È il socialismo surreale di questa sinistra che manifesta oggi contro quello che lei stessa ha fatto ieri. Una sinistra spaesata, alla ricerca del tempo perduto e dell’identità rottamata. Una sinistra frastornata dalla disfatta elettorale e angosciata dalla prospettiva di cinque anni di governo Meloni.

L’elettorato di sinistra – diversamente dagli iscritti che preferivano l’usato sicuro della vecchia classe dirigente emiliana – ha cercato di superare lo choc della sconfitta contrapponendo una leader donna alla prima Presidente del Consiglio donna.

Ma la sola politica dell’immagine non consola. Così, per affrontare lo spaesamento, si aggrappano sentimentalmente al passato, al rosso antico di una Cgil landiniana, quella del telefono a gettoni, che ricorda gli anni Settanta, “quando eravamo giovani” e c’era Berlinguer.

Qualcuno però si chiede se la nostalgia è di destra o di sinistra. La seduta di autocoscienza collettiva di quello che resta del popolo di sinistra è in corso nelle sale cinematografiche. I protagonisti sono il film di Walter Veltroni, “Quando”, e l’ultima creazione di Nanni Moretti, “Il Sol dell’avvenire”.

Un mese fa sul “Corriere della sera” diretto da Luciano Fontana, che viene dall’Unità dove fu nominato capo dell’ufficio centrale da Veltroni (allora direttore), il “Corriere” – dicevo – di cui lo stesso Veltroni è attualmente editorialista, è uscito un lungo articolo di Fabrizio Roncone dedicato – appunto – al film di Veltroni, “Quando”.

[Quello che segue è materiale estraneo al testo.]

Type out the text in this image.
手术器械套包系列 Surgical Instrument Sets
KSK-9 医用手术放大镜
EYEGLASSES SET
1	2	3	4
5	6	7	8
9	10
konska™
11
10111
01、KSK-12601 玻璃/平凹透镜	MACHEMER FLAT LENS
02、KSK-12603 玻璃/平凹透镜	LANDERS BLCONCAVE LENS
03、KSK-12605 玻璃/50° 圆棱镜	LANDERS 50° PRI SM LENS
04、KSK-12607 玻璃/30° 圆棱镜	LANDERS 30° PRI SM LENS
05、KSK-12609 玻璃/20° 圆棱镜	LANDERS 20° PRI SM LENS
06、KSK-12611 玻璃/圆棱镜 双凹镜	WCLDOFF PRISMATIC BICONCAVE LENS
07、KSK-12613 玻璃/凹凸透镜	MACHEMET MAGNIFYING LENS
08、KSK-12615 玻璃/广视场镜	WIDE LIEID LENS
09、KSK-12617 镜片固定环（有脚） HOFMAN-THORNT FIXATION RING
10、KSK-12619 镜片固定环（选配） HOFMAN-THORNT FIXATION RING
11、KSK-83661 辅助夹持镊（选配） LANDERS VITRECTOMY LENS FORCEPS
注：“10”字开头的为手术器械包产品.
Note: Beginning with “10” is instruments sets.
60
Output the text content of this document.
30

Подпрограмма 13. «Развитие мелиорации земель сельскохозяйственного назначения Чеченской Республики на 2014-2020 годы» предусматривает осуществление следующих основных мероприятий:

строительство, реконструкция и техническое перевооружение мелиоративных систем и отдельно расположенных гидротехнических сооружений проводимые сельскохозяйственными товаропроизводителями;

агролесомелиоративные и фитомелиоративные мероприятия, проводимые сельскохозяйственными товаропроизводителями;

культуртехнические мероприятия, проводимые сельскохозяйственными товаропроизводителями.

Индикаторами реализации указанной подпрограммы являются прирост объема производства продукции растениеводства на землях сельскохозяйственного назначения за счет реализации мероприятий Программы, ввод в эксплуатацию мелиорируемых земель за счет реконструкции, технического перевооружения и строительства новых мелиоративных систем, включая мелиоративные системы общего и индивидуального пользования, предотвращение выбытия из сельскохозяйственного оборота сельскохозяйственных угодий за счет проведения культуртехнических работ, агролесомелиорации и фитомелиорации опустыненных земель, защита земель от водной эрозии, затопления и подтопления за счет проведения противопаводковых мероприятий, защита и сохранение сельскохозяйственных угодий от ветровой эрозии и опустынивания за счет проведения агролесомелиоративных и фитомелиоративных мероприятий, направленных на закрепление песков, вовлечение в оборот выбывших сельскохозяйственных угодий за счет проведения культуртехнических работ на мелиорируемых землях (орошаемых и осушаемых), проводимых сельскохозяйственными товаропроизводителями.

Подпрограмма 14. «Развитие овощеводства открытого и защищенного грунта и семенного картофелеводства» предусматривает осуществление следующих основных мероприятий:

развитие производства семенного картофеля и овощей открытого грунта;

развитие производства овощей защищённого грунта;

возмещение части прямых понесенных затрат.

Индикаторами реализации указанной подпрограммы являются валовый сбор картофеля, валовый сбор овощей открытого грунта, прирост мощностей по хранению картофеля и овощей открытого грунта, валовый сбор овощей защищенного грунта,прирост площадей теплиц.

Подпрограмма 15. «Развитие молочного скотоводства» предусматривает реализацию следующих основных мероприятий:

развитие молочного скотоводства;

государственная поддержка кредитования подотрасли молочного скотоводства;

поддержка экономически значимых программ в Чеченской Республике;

Roncone, con sobrio distacco, scriveva che il film di Walter “è bello, intenso, pieno di politica e di emozioni”. Poi – con la stessa severità critica – aggiungeva: “Veltroni è un regista che crede nei sentimenti e nella forza del cinema di trasmetterli. Perciò si potrebbe dire che sì, forse è un film di sinistra, se essere di sinistra significa avere la capacità di interpretare il proprio tempo… Infatti non è un film nostalgico (la nostalgia, come sappiamo, è un valore piuttosto destrorso). Certo ci sono botte di pura malinconia (quando Giovanni scopre che al piano terra del palazzo di Botteghe Oscure, storica sede del Partito Comunista, c’è un supermercato)”.

Ridurre una categoria metafisica come la “nostalgia” alla prosa della politica italiana è triste (basterebbe ricordare “La nostalgia del totalmente altro” di Max Horkheimer o “Nostalghia” di Andrej Tarkovskij). Ma per veder confutare la tesi di Roncone bastava leggere “Repubblica” di ieri, la pagina firmata Concetto Vecchio con questo titolo: “Nel tempio di Nanni il pellegrinaggio laico della sinistra smarrita”.

Una pagina che gronda nostalgia da tutte le righe. “Ovvio che la nostalgia c’entra”, dice uno degli spettatori interpellati. E dunque si scopre che la nostalgia – nella politica italiana – è di sinistra. Una nostalgia non soccorsa da una vera elaborazione del lutto, che dovrebbe essere fatta su testi di storici che raccontano come andarono davvero le cose fra Pci e Urss sulla rivolta d’Ungheria.

Perché poi l’idealizzazione nostalgica del Pci si scontra con il ricordo di qualcuno che rievoca l’invasione sovietica della Cecoslovacchiadell’agosto 1968 quando “andammo alle Frattocchie” per avere “una presa di posizione” e “il partito ci stroncò, rispose che era stato un intervento, non un’invasione”.

Meglio dunque restare sul vago sentimento per questa “sinistra smarrita”, sospesa fra un passato rimpianto, ma imbarazzante e il futuro di una modernità “americana” ed europea che la sinistra approva sempre acriticamente, senza la minima riserva critica.

Sospesa anche fra il Landini degli anni Settanta e il Pd che si vantava di dirsi liberale, fra il Pd renziano “di centro-destra” e la Schlein che manifesta contro quel Pd e nome del Pd. Un caos.

Sospesa fra la nostalgia del passato e l’acritica accettazione del futuro deciso dai Mercati, la sinistra sente aprirsi sotto i suoi piedi la voragine di un presente che non sa capire, né affrontare.